Ранним погожим утром конца сентября 1929 года на Киевский вокзал Москвы прибыл обшарпанный пассажирский поезд из Киева, битком набитый всяческим народом, а больше всего таким, кто надеялся в столице рабоче-крестьянского государства отыскать то, чего не имелось в других городах и весях. Из вагонов повалили граждане с корзинами, чемоданами, узлами, с детьми и без, с уверенностью много чего повидавших в этой жизни или с робостью и страхом перед неизвестностью. Кто-то, разинув рот, озирался по сторонам, кто-то, покинув вагон, решительно направлялся к выходу, кого-то встречали с цветами, со слезами, объятиями и поцелуями, а большинство не встречал никто.

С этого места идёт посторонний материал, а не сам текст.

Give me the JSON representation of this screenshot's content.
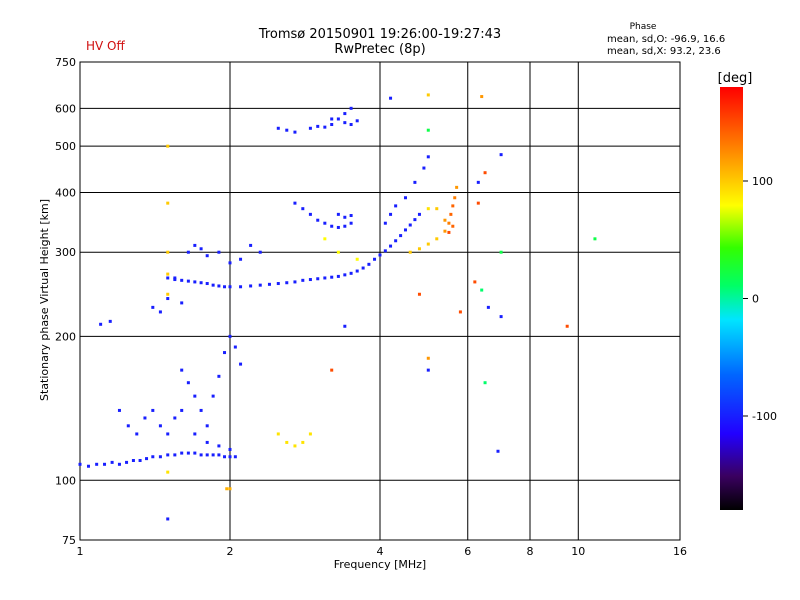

Из третьего – мягкого – вагона выбралась на перрон многочисленная семья с многочисленными узлами, которую тут же облепили татары-носильщики. Глава семьи, человек, судя по всему, бывалый и решительный, распорядился все вещи погрузить на таксомотор или, на худой конец, на извозчика и вместе с семейством отвезти в гостиницу «Националь». Звали этого человека Никитой Сергеевичем Хрущевым. Было ему в ту пору тридцать пять лет, за минувшие годы лоб его подрос за счет залысин, нос как был сапожком, таким и остался, с левой стороны от носа образовалась весьма заметная бородавка, веки припухли еще больше, глаза остались серыми и удивленными, уши оттопыренными, губы полными, подбородок упрямым. С ним прибыли жена и трое детей, двое из которых образовались от первого брака, а один – вернее, одна, то есть дочка – от второго, а при ней – няня. Приехал Никита Хрущев не на постоянное жительство, а учиться в Промышленной академии имени товарища Сталина.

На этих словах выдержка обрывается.